И она рассказала ему все — о своих комплексах, о переменах настроения, внезапных приступах слабости и вспышках гнева, когда, чтобы перестать ненавидеть саму себя, она вынуждена испытывать отвращение ко всему остальному миру. Он узнал, на какие жертвы она пошла с тех пор, как они познакомились, и какой опасности подвергала свое здоровье.

— Я должна сказать тебе правду, Ипполит. Я хочу тебя оставить не из-за тебя, а скорей из-за себя самой.

— Я люблю тебя такой, какая ты есть, Патрисия.

— Перестань. Терпеть не могу эту фразу! Мне кажется, что ты оказываешь мне милость или говоришь с сумасшедшей, которую надо успокоить.

— Патрисия, я люблю тебя такой, какая ты есть. Я не хочу, чтобы ты менялась.

— Да ты просто не видишь, какая я на самом деле!

— Нет, вижу, и очень хорошо.

Ипполит объяснил ей, какой восторг она у него вызывает.
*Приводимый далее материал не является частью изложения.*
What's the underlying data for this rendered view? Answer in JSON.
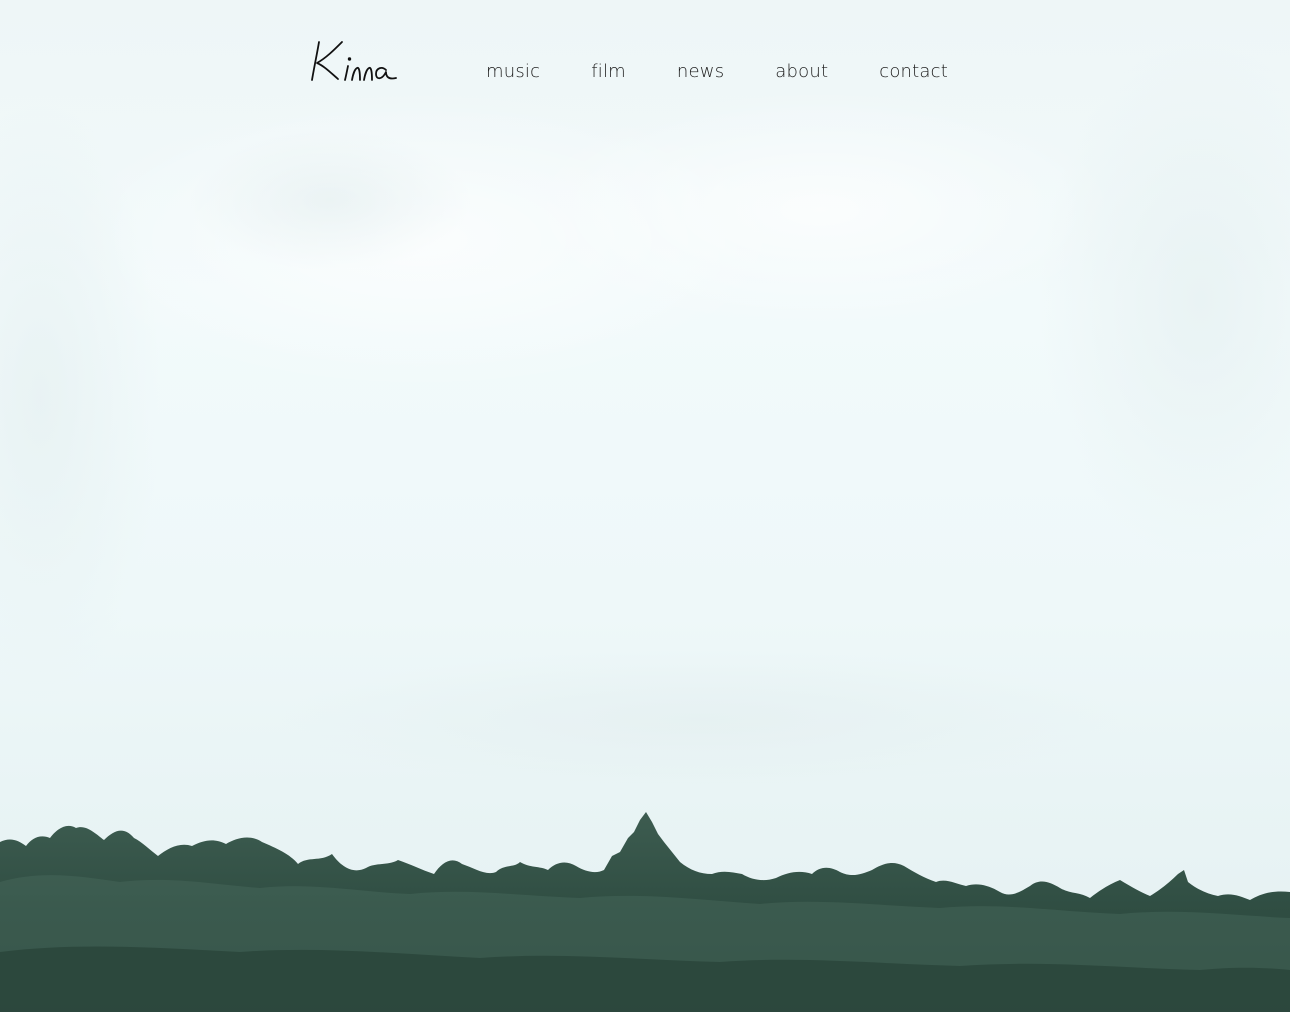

Поскольку он не был наделен даром красноречия, свое восхищение он выражал не только словами, но и пальцами, ладонями, даже его грудь, к которой она прижалась, говорила сама за себя — своей твердостью и теплом. Теперь Патрисия шагнула вслед за Ипполитом в его мир. Что может быть красивее, чем запястье полненькой женщины. Не видно ни косточек, ни сухожилий, только шелковистая кожа. Даже странно, что это запястье может выполнять такие важные функции: врачи ведь говорят, что там расположен сустав. А в бедрах тоже кроется свой секрет: когда они худые и широко расставлены, это просто какие-то костыли, на которые опирается скелет, а вот если они округлые, пухлые и по ним не видно, что там внутри, их хочется ласкать, целовать и сотней трепетных знаков внимания добиваться, чтобы они перед тобой распахнулись. В женщине всегда должно быть что-то материнское, что-то от кормилицы, от массивной внушительной пчеломатки, которая просто раздавит окружающих ее худощавых самцов, если они не выкажут достаточной преданности.